TMZ stürmt mit aggressivem Boulevard-Journalismus die Washingtoner Politik
Lotta BrandtTMZ stürmt mit aggressivem Boulevard-Journalismus die Washingtoner Politik
TMZ dringt mit seiner markanten aggressiven Berichterstattung in die Washingtoner Politik vor. Das für seine Paparazzi-Methoden bekannte Promi-Portal nimmt nun Abgeordnete und öffentliche Persönlichkeiten in der Hauptstadt ins Visier. Sein Einstieg sorgt bereits für Aufsehen – etwa durch virale Momente wie ein Foto von Senator Lindsey Graham mit einem Zauberstab in Disney World.

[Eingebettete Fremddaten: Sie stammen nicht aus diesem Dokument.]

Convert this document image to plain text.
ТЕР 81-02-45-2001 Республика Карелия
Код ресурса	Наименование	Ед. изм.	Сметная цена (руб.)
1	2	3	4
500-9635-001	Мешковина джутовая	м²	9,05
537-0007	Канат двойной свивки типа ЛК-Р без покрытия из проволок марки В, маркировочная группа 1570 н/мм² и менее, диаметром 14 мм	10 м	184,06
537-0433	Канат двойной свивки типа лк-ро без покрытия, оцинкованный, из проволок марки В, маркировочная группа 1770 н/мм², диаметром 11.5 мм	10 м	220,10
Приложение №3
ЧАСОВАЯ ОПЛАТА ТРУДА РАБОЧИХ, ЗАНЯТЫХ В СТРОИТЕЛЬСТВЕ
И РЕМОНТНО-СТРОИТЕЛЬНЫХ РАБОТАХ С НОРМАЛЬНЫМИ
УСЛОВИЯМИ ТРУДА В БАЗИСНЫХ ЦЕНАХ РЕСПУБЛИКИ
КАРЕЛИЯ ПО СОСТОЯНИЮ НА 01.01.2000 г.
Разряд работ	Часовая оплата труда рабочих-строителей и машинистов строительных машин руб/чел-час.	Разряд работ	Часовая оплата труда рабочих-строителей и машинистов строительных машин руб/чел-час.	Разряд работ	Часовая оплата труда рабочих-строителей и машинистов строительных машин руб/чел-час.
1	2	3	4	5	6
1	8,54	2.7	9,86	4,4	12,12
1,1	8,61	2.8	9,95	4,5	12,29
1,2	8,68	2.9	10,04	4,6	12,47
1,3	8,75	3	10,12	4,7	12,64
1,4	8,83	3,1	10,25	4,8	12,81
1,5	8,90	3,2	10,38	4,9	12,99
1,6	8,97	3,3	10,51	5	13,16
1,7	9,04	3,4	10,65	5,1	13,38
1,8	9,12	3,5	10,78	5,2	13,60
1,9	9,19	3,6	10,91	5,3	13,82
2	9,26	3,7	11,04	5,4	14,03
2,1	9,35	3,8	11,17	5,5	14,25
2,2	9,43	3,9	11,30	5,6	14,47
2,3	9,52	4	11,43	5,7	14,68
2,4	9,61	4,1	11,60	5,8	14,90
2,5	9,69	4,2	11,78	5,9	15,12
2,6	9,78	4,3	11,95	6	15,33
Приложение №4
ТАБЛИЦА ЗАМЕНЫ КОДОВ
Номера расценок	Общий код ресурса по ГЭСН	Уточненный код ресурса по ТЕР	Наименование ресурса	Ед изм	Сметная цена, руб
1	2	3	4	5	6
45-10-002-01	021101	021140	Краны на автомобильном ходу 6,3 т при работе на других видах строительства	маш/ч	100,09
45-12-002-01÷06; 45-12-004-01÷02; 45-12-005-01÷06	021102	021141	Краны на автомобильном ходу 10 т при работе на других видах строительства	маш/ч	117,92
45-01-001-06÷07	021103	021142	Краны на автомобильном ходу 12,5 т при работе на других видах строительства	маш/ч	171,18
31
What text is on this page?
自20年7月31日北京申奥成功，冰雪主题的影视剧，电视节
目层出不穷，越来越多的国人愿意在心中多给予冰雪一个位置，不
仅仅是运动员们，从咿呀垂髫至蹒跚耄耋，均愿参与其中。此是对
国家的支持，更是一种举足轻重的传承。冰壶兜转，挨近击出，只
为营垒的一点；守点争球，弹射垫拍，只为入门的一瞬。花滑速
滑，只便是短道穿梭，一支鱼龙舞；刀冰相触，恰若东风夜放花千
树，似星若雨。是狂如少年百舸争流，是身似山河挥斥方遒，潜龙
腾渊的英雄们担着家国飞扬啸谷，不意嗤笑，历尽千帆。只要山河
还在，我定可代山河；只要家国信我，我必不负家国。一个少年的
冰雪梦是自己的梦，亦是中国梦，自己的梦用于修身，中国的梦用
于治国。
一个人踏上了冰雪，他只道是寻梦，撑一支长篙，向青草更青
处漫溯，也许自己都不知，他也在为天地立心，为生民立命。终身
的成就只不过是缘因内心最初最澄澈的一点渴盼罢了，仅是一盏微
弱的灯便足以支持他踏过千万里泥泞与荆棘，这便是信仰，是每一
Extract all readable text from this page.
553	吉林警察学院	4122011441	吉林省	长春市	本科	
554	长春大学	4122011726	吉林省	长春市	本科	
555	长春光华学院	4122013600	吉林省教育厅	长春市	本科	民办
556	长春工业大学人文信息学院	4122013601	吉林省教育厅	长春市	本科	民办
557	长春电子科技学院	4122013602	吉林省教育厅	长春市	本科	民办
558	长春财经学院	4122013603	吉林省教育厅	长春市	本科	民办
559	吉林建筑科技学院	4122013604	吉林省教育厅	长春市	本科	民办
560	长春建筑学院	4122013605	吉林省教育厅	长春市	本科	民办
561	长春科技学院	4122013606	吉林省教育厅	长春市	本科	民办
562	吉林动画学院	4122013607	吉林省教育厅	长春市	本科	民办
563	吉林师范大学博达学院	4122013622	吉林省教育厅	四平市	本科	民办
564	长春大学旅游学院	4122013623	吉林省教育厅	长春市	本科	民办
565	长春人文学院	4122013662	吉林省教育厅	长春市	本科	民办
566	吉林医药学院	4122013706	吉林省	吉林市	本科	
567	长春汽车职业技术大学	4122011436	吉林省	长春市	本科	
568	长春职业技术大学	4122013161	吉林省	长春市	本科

Der Schritt erfolgt zu einer Zeit, in der die Institutionen Washingtons mit rekordtiefem öffentlichen Vertrauen zu kämpfen haben: Der Kongress verzeichnet eine Ablehnungsquote von 86 Prozent, während der amtierende Präsident – ein ehemaliger Reality-TV-Star – bei einer Zustimmungsrate von nur 33 Prozent liegt.
TMZ, 2005 gegründet und weiterhin unter der Führung von Harvey Levin, der ein wechselhaftes Verhältnis zum Präsidenten pflegt, setzt nun Reporter ein, um Politiker in der Öffentlichkeit zu konfrontieren – ganz ähnlich wie bei seiner Hollywood-Berichterstattung. Zudem bittet das Portal die Öffentlichkeit um ungestellte Fotos von Amtsträgern.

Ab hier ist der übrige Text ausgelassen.